At one of the flower-decked tables near the great "stage" that led to the main deck of the transport, a group of blithe young matrons and pretty girls had been busily serving fruit, coffee, bouillon and substantials to the troopers, man after man, for over two hours. There was lively chat and merry war of words going on at the moment between half a dozen young officers who had had their eyes on that particular table ever since the coming of the command, and were now making the most of their opportunities before the trumpets should sound the assembly and the word be passed to move aboard. All the heavy baggage and ammunition had, at last, been swung into the hold; the guns of the battery had been lowered and securely chocked; the forecastle head was thronged with the red-trimmed uniforms of the artillerymen, who had already been embarked and were now jealously clamoring that the troopers should be "shut off" from the further ministrations of the Red Cross, and broadly intimating that it wasn't a fair deal that their rivals should be allowed a whole additional hour of lingering farewells.

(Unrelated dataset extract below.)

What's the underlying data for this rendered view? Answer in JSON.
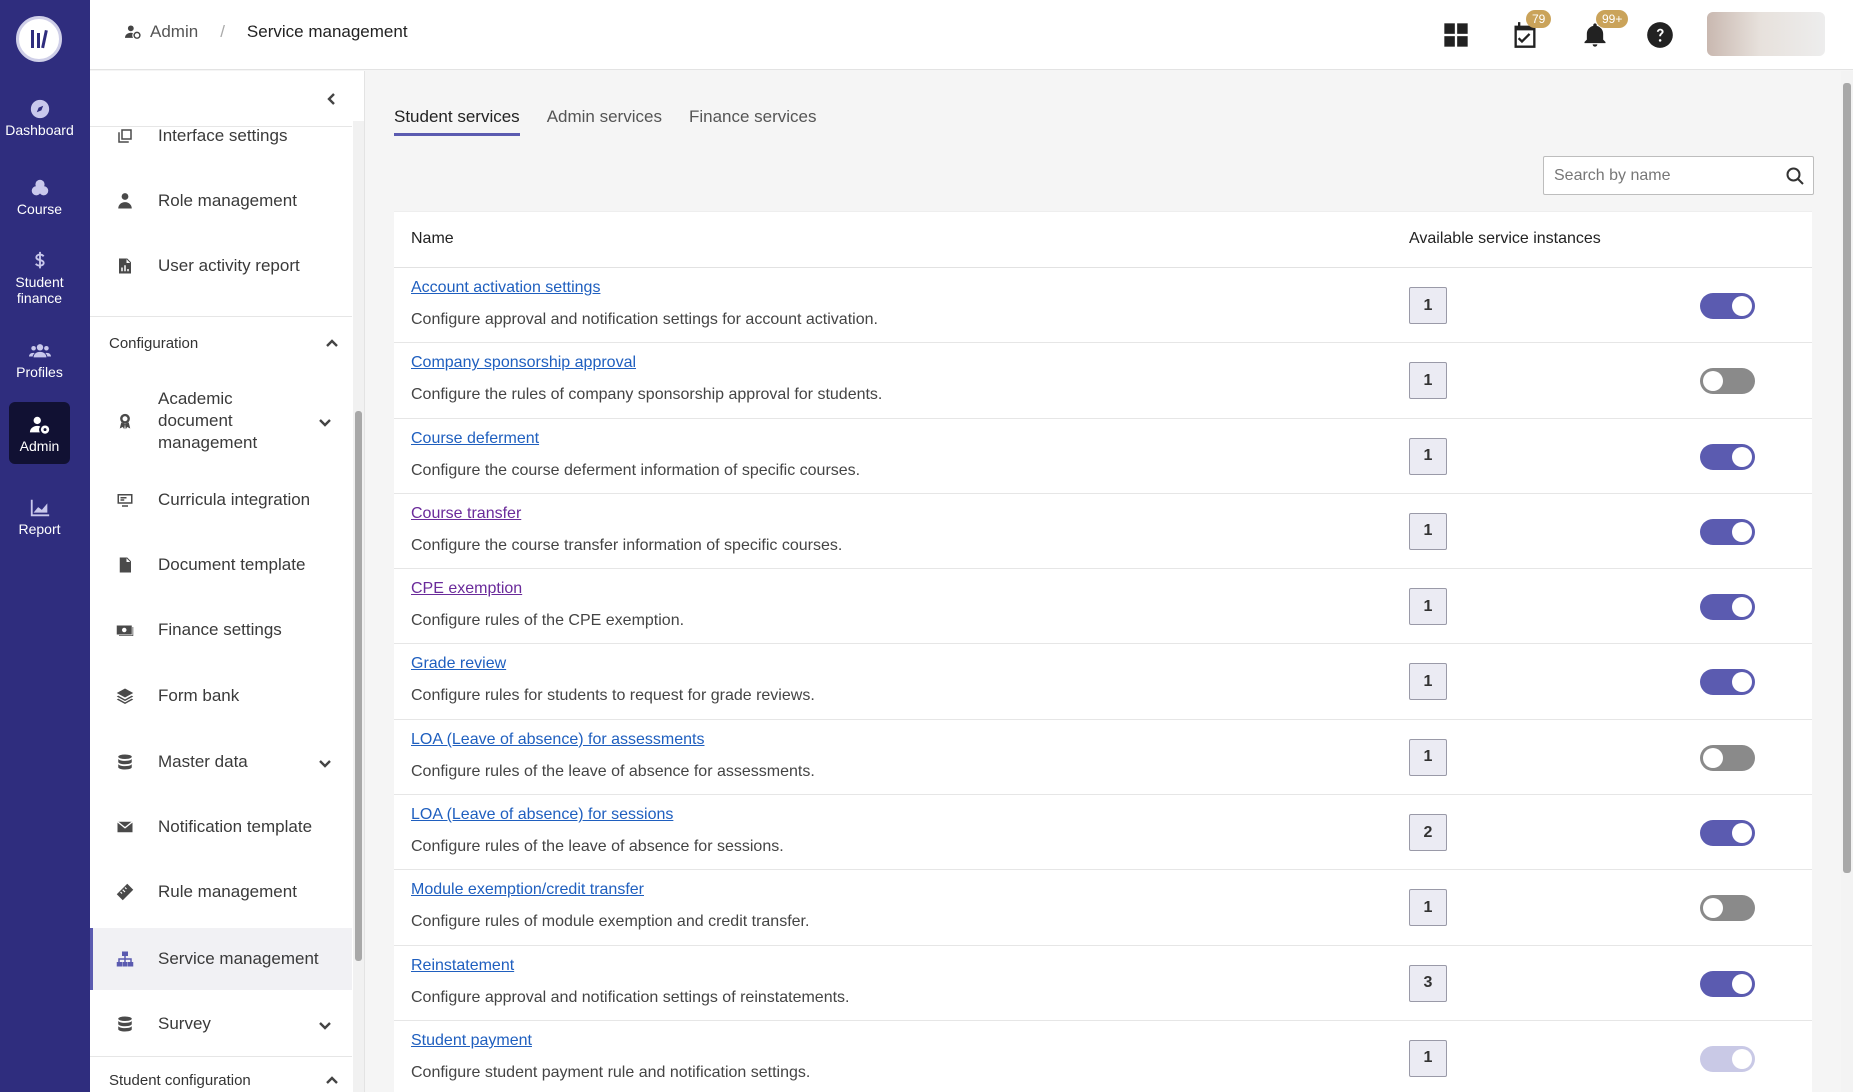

Lingering farewells there certainly were. Many a young soldier and many a lass "paired off" in little nooks and corners among the stacks of bales and boxes, but at the table nearest the staging all seemed gay good humor. A merry little woman with straw-colored hair and pert, tip-tilted nose and much vivacity and complexion, had apparently taken the lead in the warfare of chaff and fun. Evidently she was no stranger to most of the officers. Almost as evidently, to a very close observer who stood a few paces away, she was no intimate of the group of women who with good right regarded that table as their especial and personal charge. Her Red Cross badge was very new; her garb and gloves were just as fresh and spotless. She had not been ladling out milk and cream, or buttering sandwiches, or pinning souvenirs on dusty blue blouses ever since early morning. Other faces there showed through all their smiles and sweetness the traces of long days of unaccustomed work and short nights of troubled sleep. Marvelous were Mrs. Frank Garrison's recuperative powers, thought they who saw her brought home in the Primes' stylish carriage, weak and helpless and shaken after her adventure of the previous day. She had not been at the Presidio a week, and yet she pervaded it. She had never thought of such a thing as the Red Cross until she found it the center of the social firmament after her arrival at San Francisco, and here she was, the last comer, the foremost ("most forward" I think some one described it) in their circle at one of the most prominent tables, absorbing much of the attention, most of the glory, and none of the fatigue that should have been equally shared by all.

"Adios!" she gayly cried as the "assembly" rang out, loud and clear, and waving their hands and raising their caps, the officers hastened to join their commands. "Adios, till we meet in Manila."

"Do you really think of going to the Philippines, Mrs. Garrison?" queried a much older-looking, yet younger woman. "Why, we were told the General said that none of his staff would be allowed to take their wives."